• Eivind Buene
  • Schubert Lounge (2018)

  • Edition Wilhelm Hansen Copenhagen (World)
  • 0.0.1(bcl).01010percpfstr 1.0.1.1.1
  • S,2Bar
  • 1 hr

Programme Note

What did Franz Schubert’s voice sound like? Was it strong, weak, balmy, harsh? We have no exact idea, of course. We can assume that it was high-pitched, since many of his songs were written in a high register. And we know that he often sang for a circle of friends in Vienna, accompanying himself on a hammerklavier. But what if we imagine him in the singer/songwriter-posture of the seventies, with a Fender Rhodes electric piano and the voice of a pop-singer? This was the starting point for Schubert Lounge, where I invited friends to my loft in Oslo to play my own version of Schubert-songs for them, filtered through the music that I grew up with: Not classical music, but popular music.

In my childhood home there was an abundance of books. This was in accordance with a typically Norwegian idea that bildung is about literature, not about music. Yes, there was singing and playing, but there was no classical music. I didn’t get to know this music until I was sixteen, and it was overwhelming. A fantastical jungle to explore, with all the names of periods and composers and instruments, a whole new vocabulary. It was like being adopted by a new tribe, with a secret language with words like Opus, Sonate, and Fugue. This territory was refreshingly alien, something I never tired of investigating. And maybe there is a residue of that feeling, on some deep level, even after twenty years as a professional composer. There is still this kind of magic, something mystical, that I need to understand, something I can only understand through composition. So, widening the scope from composer to performer is maybe my attempt to conquer Schubert’s songs, to make them my own, to finally understand. Which, of course, is an illusion.

The baritone Halvor F. Melien was present at one of my house concerts in Oslo. He challenged me to a collaboration where our different voices could meet. Tora Augestad came into the project with yet another perspective, and the result is the new Schubert Lounge. The work gave an opportunity to work with some things that interest me most as a composer: The friction between different aesthetics, different musics, and between different systems of thought. In Schubert Lounge there are three strands of music that meet: My recontextualized versions of Schubert, performed with an amateur’s voice and a Fender Rhodes; Halvor’s interpretation of my music written for his voice, based on fragments from Schubert’s diary, and Tora’s very personal renderings of Schubert-songs.

But the diverging strands of music are not completely separate. They bleed into each other, making boundaries blurry, and it is not always obvious where Schubert ends and imagination takes over. What comes into question is the concept of work versus interpretation, a dichotomy that has been challenged over the last couple of decades. It has been theorized widely, but the praxis of art making tends to make the relations delightfully complicated, over and over again.

The question of historicity is also a complex one.
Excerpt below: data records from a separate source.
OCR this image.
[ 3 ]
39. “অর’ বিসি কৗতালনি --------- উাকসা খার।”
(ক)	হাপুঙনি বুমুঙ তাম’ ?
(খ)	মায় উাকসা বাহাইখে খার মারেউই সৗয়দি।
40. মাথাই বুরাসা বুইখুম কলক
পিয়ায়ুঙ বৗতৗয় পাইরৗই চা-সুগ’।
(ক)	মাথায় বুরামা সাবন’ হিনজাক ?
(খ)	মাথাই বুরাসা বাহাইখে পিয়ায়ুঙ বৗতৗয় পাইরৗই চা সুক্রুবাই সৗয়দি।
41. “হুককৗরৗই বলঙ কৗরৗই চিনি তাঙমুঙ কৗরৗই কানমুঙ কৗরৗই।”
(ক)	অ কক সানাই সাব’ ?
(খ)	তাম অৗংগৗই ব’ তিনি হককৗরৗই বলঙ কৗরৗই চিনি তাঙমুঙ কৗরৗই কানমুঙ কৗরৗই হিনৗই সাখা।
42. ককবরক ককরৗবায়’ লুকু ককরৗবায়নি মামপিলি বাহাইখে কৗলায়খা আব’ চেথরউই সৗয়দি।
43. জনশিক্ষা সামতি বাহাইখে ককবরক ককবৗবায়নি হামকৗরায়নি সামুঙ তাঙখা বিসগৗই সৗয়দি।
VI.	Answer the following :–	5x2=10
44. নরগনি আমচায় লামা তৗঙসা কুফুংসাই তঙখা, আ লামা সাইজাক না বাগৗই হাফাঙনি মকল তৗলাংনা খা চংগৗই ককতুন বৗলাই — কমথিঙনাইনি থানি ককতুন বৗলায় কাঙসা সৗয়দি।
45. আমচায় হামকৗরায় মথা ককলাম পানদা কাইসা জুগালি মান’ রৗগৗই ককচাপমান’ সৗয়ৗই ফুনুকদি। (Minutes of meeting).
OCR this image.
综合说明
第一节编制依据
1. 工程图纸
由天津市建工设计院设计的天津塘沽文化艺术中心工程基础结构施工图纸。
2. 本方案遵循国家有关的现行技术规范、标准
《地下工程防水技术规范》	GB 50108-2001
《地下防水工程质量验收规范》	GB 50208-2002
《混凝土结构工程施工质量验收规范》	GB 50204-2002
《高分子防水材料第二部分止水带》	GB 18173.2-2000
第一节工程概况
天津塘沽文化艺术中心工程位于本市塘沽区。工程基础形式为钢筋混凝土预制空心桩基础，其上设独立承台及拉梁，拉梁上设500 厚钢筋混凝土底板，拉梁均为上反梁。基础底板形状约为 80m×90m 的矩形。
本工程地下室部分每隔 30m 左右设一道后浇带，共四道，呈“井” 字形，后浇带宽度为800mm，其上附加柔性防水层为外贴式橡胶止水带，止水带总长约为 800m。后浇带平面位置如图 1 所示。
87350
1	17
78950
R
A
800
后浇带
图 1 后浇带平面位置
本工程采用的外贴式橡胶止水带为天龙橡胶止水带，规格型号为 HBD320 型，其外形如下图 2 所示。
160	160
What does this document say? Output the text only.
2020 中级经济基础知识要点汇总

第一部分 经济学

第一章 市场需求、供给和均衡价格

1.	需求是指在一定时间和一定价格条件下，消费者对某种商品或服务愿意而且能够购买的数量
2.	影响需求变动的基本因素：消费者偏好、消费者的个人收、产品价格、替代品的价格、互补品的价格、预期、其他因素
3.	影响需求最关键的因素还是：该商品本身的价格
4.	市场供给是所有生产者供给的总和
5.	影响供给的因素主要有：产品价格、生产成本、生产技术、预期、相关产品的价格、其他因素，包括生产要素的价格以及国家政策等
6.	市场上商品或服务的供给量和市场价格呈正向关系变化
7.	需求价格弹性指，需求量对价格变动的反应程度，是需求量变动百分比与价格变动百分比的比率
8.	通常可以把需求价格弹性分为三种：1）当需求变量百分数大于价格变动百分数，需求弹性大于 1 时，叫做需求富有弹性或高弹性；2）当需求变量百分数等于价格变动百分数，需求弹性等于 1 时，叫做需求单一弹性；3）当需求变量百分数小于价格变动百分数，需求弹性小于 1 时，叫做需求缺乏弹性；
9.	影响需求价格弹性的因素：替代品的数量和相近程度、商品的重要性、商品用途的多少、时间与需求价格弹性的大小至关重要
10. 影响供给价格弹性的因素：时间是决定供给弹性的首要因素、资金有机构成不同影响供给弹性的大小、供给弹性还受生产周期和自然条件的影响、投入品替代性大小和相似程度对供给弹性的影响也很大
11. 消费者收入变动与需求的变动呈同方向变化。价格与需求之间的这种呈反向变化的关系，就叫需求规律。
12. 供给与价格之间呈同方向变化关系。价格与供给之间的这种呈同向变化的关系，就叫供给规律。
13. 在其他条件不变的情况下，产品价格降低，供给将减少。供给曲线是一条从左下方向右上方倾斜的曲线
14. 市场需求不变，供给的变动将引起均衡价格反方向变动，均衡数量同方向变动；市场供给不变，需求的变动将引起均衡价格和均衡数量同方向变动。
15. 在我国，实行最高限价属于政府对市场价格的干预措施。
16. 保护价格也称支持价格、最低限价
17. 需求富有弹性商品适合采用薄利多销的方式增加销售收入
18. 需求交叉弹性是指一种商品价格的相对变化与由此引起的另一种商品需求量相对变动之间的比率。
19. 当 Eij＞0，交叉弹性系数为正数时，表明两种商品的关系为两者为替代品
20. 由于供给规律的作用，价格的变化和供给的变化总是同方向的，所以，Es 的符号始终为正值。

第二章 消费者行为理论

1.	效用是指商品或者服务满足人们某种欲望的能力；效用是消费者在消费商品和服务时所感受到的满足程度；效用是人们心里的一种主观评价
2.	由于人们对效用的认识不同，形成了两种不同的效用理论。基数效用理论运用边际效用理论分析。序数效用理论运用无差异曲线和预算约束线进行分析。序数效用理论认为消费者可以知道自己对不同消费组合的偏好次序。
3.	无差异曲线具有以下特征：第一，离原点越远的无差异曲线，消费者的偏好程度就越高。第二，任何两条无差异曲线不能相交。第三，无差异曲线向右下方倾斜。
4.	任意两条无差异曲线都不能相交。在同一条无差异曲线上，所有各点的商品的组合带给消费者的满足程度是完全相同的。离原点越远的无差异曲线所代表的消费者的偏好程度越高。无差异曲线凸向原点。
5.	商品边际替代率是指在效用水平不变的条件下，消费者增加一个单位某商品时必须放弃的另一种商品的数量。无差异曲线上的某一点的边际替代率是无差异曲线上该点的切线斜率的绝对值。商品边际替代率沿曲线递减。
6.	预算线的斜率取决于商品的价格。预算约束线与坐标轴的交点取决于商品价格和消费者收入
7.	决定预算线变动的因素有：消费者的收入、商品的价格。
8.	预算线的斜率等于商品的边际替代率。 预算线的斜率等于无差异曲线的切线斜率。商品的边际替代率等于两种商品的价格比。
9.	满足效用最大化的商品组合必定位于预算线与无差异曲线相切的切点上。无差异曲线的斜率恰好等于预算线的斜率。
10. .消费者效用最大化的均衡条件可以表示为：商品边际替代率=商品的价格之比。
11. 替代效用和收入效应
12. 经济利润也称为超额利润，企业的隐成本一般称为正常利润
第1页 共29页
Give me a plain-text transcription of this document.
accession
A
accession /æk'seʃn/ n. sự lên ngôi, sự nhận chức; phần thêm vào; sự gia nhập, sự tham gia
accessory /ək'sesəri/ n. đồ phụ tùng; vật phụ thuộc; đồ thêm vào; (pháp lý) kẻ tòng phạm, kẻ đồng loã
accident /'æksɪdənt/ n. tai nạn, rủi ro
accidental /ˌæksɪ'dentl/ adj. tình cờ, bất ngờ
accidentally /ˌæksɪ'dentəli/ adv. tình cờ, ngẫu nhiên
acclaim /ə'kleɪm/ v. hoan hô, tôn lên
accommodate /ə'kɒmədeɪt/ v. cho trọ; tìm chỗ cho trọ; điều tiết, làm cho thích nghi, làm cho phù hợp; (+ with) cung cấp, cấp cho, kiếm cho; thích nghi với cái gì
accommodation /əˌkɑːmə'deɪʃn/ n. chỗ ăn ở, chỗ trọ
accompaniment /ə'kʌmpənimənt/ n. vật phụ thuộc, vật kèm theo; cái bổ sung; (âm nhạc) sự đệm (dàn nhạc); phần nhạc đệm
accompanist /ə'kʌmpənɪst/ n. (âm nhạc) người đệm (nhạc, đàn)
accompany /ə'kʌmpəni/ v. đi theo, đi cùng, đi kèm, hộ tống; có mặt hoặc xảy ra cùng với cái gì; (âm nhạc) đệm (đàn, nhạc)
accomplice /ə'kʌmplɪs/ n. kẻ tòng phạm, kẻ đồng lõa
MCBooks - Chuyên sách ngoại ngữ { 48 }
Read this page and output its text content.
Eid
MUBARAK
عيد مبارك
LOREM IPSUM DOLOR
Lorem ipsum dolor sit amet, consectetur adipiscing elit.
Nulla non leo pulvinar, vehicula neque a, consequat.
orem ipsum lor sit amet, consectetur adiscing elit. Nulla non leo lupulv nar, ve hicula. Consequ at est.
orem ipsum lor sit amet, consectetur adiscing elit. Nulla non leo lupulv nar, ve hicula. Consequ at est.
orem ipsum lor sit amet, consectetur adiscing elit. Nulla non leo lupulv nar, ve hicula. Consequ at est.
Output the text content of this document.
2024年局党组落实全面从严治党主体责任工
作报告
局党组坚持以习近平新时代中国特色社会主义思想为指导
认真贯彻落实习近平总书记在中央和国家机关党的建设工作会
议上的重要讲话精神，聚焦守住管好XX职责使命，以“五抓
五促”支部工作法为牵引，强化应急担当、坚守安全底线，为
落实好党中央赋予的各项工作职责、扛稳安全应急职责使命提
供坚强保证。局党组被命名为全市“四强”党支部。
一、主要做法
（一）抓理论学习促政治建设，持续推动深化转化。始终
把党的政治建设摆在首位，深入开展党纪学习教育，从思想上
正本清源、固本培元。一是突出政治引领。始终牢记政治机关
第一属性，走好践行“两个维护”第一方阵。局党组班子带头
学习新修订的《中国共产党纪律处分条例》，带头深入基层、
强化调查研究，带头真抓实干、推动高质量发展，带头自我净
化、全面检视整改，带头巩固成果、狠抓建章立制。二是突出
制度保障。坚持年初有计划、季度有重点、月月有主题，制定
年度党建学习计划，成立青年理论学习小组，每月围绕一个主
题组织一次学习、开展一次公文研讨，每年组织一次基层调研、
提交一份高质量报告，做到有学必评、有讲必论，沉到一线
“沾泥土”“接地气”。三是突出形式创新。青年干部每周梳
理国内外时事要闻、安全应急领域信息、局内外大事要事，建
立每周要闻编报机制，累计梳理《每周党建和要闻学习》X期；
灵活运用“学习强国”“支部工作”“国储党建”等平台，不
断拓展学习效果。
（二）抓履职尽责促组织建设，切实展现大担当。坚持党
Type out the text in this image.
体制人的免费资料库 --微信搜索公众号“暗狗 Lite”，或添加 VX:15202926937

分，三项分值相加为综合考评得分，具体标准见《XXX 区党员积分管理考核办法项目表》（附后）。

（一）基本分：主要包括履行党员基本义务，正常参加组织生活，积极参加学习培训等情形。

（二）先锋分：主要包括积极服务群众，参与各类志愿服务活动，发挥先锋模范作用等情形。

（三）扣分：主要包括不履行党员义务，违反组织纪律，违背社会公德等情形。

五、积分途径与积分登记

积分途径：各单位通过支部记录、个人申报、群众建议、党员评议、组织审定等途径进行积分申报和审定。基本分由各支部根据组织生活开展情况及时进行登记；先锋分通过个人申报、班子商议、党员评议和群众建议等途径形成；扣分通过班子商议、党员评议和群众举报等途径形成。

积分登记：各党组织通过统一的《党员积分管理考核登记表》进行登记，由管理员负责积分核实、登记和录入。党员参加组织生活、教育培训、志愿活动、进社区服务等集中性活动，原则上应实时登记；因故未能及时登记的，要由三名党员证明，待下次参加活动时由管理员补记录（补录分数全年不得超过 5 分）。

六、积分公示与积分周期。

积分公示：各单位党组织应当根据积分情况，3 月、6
Schubert Lounge deals with several layers of time: the here-and-now of the performance, Schubert’s Vienna in the 1820s and the heyday of the singer/songwriter around 1970. We tend to talk about classical music as a history of works, but it is also a history of recordings, a vast archive of documents on how music has been interpreted and played over the last hundred years. The vinyl record was the dominant distribution medium of the singer/songwriter, but also an important vessel of the classical music industry in the 20th century. The LP brought the voice of performers like Dietrich Fischer-Dieskau into people’s homes (and thereby transformed the music enthusiast from an amateur practitioner to a spectator, but that’s another story).

This history is reflected in Schubert Lounge with yet another strand of music: a piano-fragment from one of Schubert’s most well known songs, conveyed from a record player. The fragment returns in ever more twisted versions, as the sound of the accompanying piano ultimately finds a singing voice of its own. And in the end, this is what Schubert Lounge is about: the singing of songs. Of course, Schubert’s songs have been reinterpreted in a wide array from Hans Zender to Josephine Foster and beyond. And Chris Newman was a pioneer in bringing the amateur voice – that of the singing composer – into new music festivals. Still, I hope the collisions and meeting points of Schubert Lounge will provide yet another perspective in this ongoing conversation.